In this, as in every other area of public life in this country, it seems that as far as Sinn Féin is concerned accountability is for other people. Its partitionist approach of having radically different core principles on either side of the Border will some day catch up with it. There will come a point where more broadcasters decides to stop allowing the hypocrisy to go unchallenged. It is simply remarkable, for instance, that genuine scandals reported by programmes such as BBC Northern Ireland’s "Spotlight" have been ignored in coverage in the Republic. In various interviews in recent days, Deputy McDonald has attacked me and Fianna Fáil, always casually ignoring much more serious issues, which she will not even acknowledge.
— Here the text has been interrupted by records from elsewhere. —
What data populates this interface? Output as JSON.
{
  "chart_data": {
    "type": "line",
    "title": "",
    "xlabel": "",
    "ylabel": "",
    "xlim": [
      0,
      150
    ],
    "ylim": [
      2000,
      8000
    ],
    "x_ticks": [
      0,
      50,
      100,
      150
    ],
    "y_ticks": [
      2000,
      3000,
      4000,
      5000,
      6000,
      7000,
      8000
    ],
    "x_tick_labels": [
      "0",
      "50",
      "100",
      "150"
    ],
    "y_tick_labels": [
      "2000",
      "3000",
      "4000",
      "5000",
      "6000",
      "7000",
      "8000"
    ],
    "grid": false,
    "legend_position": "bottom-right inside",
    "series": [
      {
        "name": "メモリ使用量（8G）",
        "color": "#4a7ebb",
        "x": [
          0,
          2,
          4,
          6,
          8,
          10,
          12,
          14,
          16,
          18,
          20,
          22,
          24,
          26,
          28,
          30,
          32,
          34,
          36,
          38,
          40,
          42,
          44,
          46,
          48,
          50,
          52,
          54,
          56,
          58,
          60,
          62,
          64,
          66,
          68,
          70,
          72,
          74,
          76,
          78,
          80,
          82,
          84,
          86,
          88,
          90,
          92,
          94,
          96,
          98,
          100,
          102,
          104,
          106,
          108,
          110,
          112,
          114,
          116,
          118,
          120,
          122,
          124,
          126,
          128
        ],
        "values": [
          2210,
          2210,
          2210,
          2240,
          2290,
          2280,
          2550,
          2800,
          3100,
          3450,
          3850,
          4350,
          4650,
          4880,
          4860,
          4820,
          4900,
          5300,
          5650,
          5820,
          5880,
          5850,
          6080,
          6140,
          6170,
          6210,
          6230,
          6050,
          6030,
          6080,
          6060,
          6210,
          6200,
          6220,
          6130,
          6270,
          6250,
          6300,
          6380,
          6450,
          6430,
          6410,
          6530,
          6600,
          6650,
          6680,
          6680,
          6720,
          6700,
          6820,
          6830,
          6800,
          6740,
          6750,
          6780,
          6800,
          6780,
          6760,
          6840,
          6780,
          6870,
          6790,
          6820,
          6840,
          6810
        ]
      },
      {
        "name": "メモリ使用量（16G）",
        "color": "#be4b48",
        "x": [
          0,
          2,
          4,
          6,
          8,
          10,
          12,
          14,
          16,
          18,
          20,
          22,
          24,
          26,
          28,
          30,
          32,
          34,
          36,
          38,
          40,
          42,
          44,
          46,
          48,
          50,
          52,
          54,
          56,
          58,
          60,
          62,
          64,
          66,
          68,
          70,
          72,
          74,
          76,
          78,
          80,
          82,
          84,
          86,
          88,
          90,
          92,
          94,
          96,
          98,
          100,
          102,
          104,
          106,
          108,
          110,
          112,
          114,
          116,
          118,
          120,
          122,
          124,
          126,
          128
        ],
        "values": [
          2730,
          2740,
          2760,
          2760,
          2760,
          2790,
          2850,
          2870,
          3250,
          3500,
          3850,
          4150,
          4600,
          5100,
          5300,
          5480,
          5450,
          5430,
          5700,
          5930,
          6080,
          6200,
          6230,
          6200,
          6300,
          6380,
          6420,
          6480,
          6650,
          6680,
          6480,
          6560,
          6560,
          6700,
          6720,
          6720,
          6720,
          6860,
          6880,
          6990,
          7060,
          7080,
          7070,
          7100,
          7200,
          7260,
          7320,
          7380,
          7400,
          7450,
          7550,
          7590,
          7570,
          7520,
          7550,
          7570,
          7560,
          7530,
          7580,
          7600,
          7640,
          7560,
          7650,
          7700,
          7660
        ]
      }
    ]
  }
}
There is something genuinely unique about the ability to say on the national airwaves, "I certainly don't know many millionaires", when she leads what has been for many years Ireland’s wealthiest party, which organises fundraising among the very wealthy in New York every year, and is accepting more than €3 million in a single bequest. What would happen to any of the Government parties or indeed any other party or independent individual here if they had moved a multi-million euro bequest out of the country, from a man of no-fixed-abode who lived in a caravan, in order to accept it and to avoid any tax on it. Can one imagine this?
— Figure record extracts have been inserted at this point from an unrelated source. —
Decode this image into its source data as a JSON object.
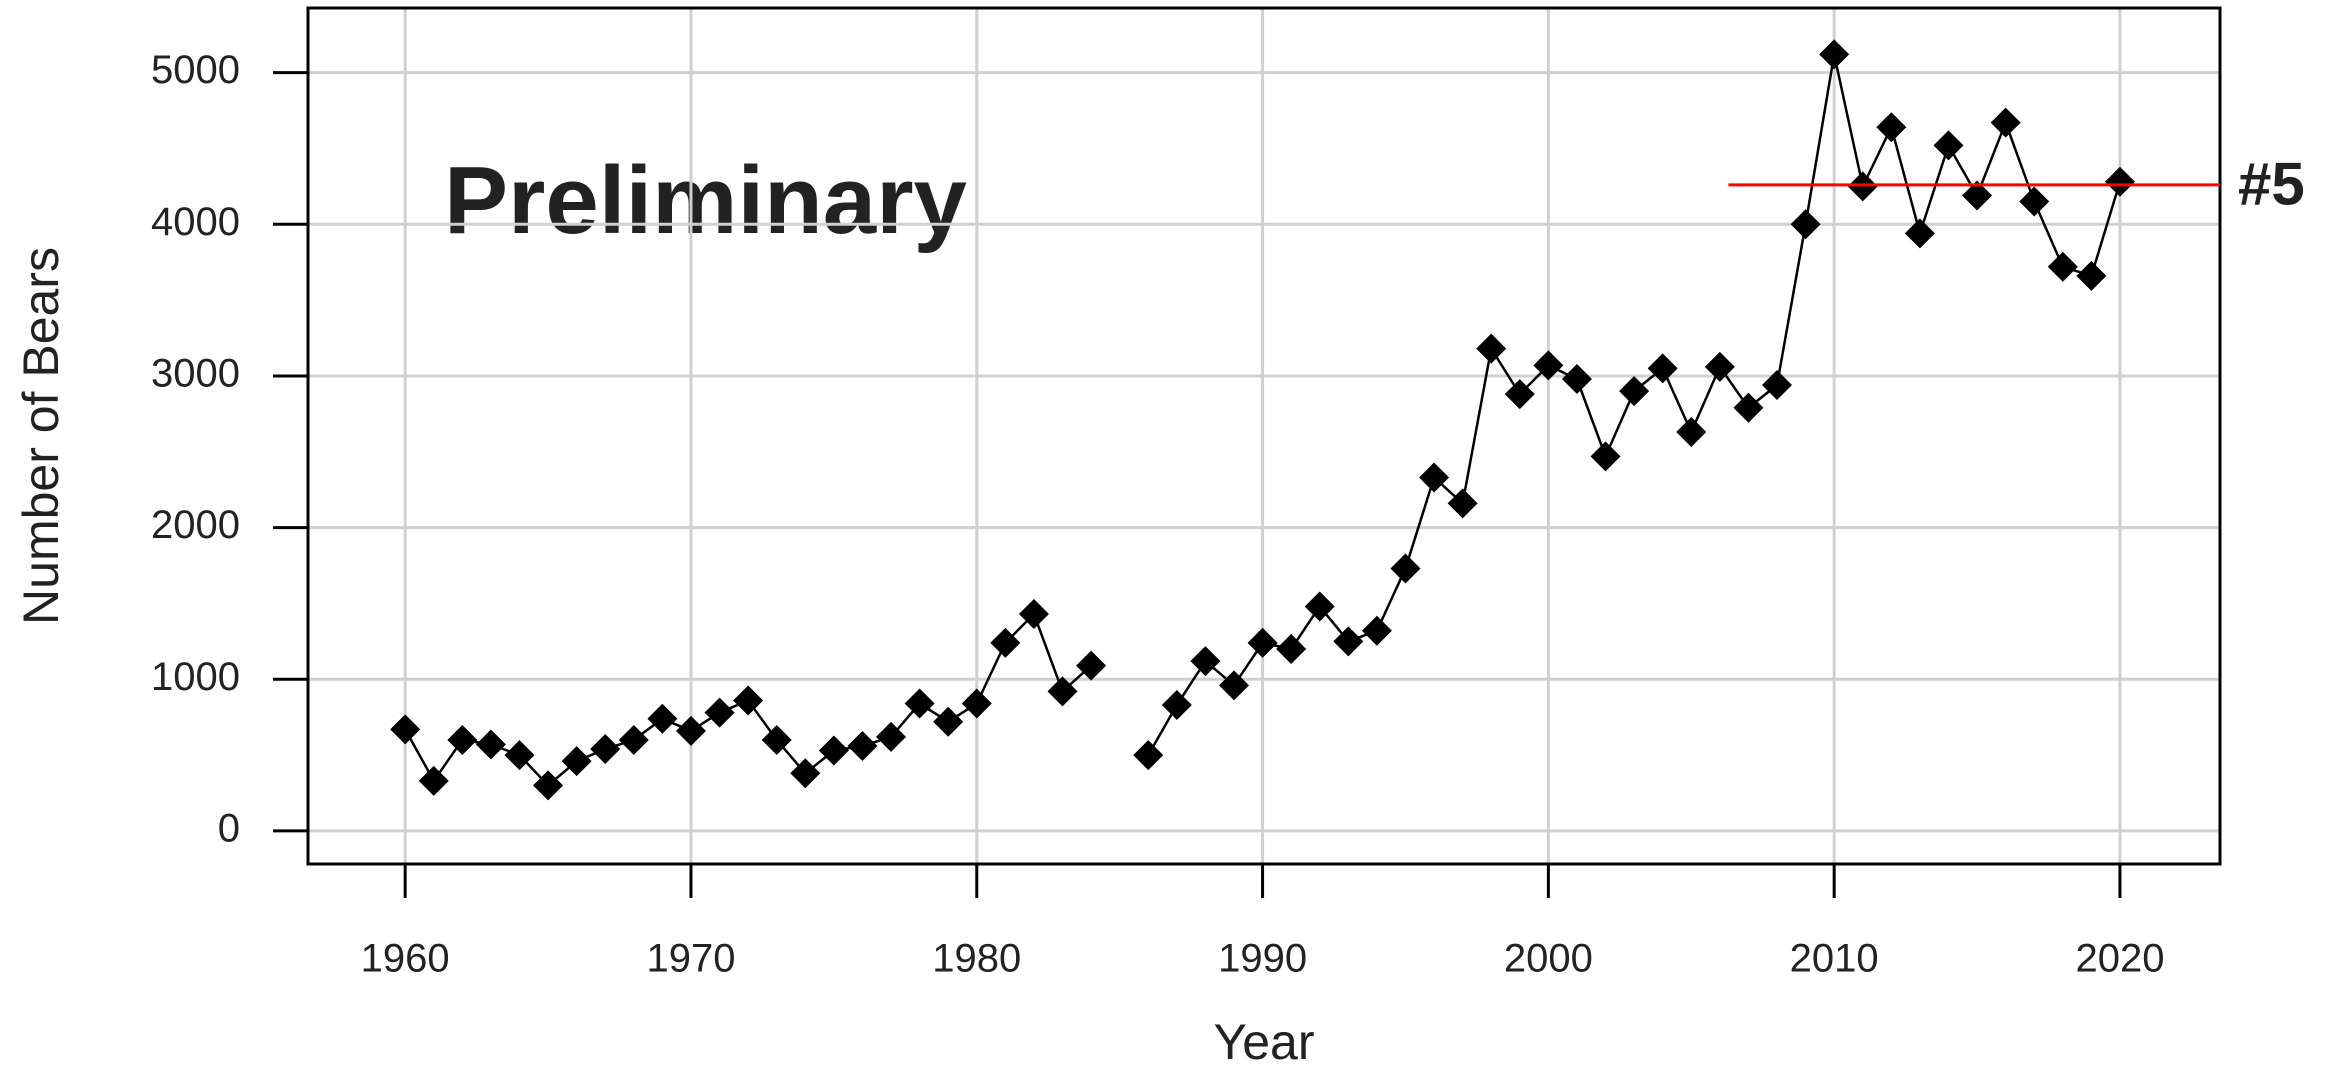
{
  "chart_data": {
    "type": "line",
    "annotation": "Preliminary",
    "xlabel": "Year",
    "ylabel": "Number of Bears",
    "x": [
      1960,
      1961,
      1962,
      1963,
      1964,
      1965,
      1966,
      1967,
      1968,
      1969,
      1970,
      1971,
      1972,
      1973,
      1974,
      1975,
      1976,
      1977,
      1978,
      1979,
      1980,
      1981,
      1982,
      1983,
      1984,
      1985,
      1986,
      1987,
      1988,
      1989,
      1990,
      1991,
      1992,
      1993,
      1994,
      1995,
      1996,
      1997,
      1998,
      1999,
      2000,
      2001,
      2002,
      2003,
      2004,
      2005,
      2006,
      2007,
      2008,
      2009,
      2010,
      2011,
      2012,
      2013,
      2014,
      2015,
      2016,
      2017,
      2018,
      2019,
      2020
    ],
    "series": [
      {
        "name": "Number of Bears",
        "color": "#000000",
        "values": [
          670,
          330,
          600,
          570,
          500,
          300,
          460,
          540,
          600,
          740,
          660,
          780,
          860,
          600,
          380,
          530,
          560,
          620,
          840,
          720,
          840,
          1240,
          1430,
          920,
          1090,
          null,
          500,
          830,
          1120,
          960,
          1240,
          1200,
          1480,
          1250,
          1320,
          1730,
          2330,
          2160,
          3180,
          2880,
          3070,
          2980,
          2470,
          2900,
          3050,
          2630,
          3060,
          2790,
          2940,
          4000,
          5120,
          4250,
          4640,
          3940,
          4520,
          4190,
          4670,
          4150,
          3720,
          3660,
          4280
        ]
      }
    ],
    "reference_line": {
      "value": 4260,
      "x_start": 2006.3,
      "label": "#5",
      "color": "#ff0000"
    },
    "xlim": [
      1956.6,
      2023.5
    ],
    "ylim": [
      -218,
      5426
    ],
    "xticks": [
      1960,
      1970,
      1980,
      1990,
      2000,
      2010,
      2020
    ],
    "yticks": [
      0,
      1000,
      2000,
      3000,
      4000,
      5000
    ],
    "grid": true
  }
}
Sinn Féin did not propose to remove the Minister for Foreign Affairs and Defence because of any standards it advocates or implements. It saw a political opportunity and was confident that its own behaviour would not be questioned.
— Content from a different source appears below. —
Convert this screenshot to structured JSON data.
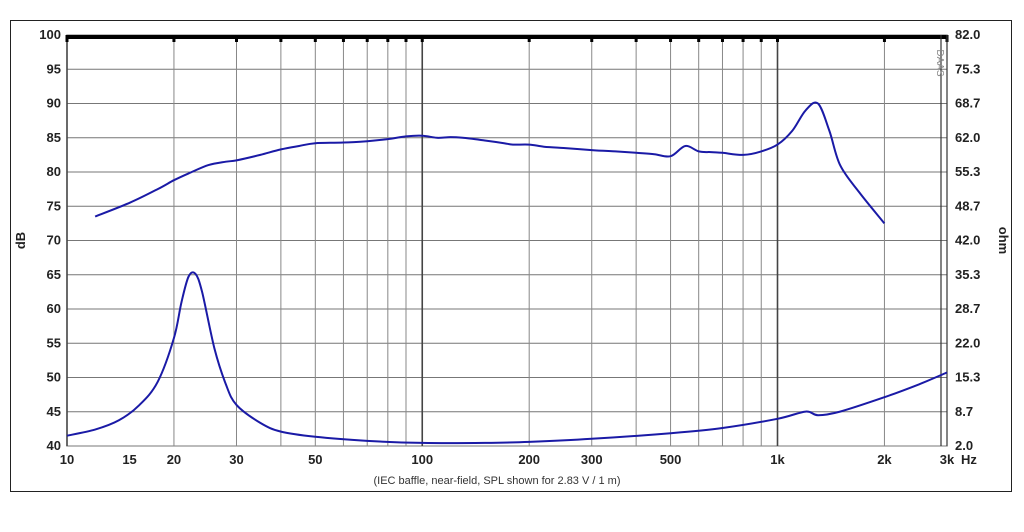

There is important work to do in the Department of Foreign Affairs and the errors that were made have been addressed.
There has been full transparency, and every reasonable question has been responded to. Procedures have been tightened to ensure that this will not happen again. The Minister has apologised and I have accepted his apology.
Our country is emerging from a once-in-a-century pandemic. Our society and our economy are reopening and have to be renewed. I am proud of the work Fianna Fáil and the other Government parties are doing in this regard. With the Minister, Deputy Darragh O'Brien, we have fundamentally transformed the State's approach to homebuilding in response to a housing crisis. With the Minister, Deputy Stephen Donnelly, we have begun a process of profound reform of our health services. The Minister, Deputy Michael McGrath, is concluding a comprehensive review of the country's national development plan, investing in services and projects for the long term, and we are preparing for a budget that will drive forward our recovery from the pandemic. The Minister, Deputy Foley, has ensured that our children are safely back at school, with significant funding to mitigate the damage Covid has done to the learning environment and to their education. Our young people are back enjoying third level education on campus. The Minister, Deputy McConalogue, is ensuring that our farmers, agrifood producers, rural communities and fishing communities are protected for the future, particularly by the environmental schemes, which have been oversubscribed. As a Government, we are transforming the apprenticeship sector, introducing real insurance reform, improving mental health services and radically changing services for older people and citizens with disabilities for the better.
Sinn Féin will play its games. My party, Fianna Fáil, and the three-party coalition Government will do what we were elected to do: we will work every month we have to improve the quality of people's lives and to build up our country.